The National Asset Management Agency (Nama) is likely to refuse to take loans off the Irish banks that are non-recourse, meaning billions of euros worth of loans will not be moved across to the new agency. Non-recourse loans limit developers' exposure to loans and were offered by the banks as they desperately tried to grow their loan books during the property boom.
According to those planning Nama's operations, any loan that is not properly secured with underlying assets will not be transferred or accepted by the new agency, which is to rid the banks' balance sheets of most property developers' loans.
In a typical scenario, where a syndicated investment fund was purchasing a property, individual investors were required to put in €100,000 in equity and then were given €400,000 worth of borrowings on a non-recourse basis, meaning that if the investment went wrong the investor was liable only for €100,000 of equity. Some of the banks were so desperate to grow their loan books that they also lent the equity to investors without personal guarantees, meaning the investors can now walk away without any liabilities.

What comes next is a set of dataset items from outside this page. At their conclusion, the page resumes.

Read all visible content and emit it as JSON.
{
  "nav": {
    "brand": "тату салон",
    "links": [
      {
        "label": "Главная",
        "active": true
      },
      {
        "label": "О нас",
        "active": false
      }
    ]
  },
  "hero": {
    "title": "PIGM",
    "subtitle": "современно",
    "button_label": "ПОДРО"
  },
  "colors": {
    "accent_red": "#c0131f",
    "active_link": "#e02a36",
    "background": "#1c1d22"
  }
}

Many of the loans were used to acquire sites, fuelling price rises but now creating a huge headache for banks as land prices have fallen by about 80% since the property market crashed.
Nationalised Anglo Irish Bank, which reported record losses last week, sought €255m from investors in 2007 for its Select Geared Property Fund with a view to adding non-recourse bank borrowings of €339m to complete the fund. That fund owns properties in Dublin and Britain.
Nama is also likely to refuse loans of less than €5m meaning that, as expected, smaller developers will not have their loans transferred.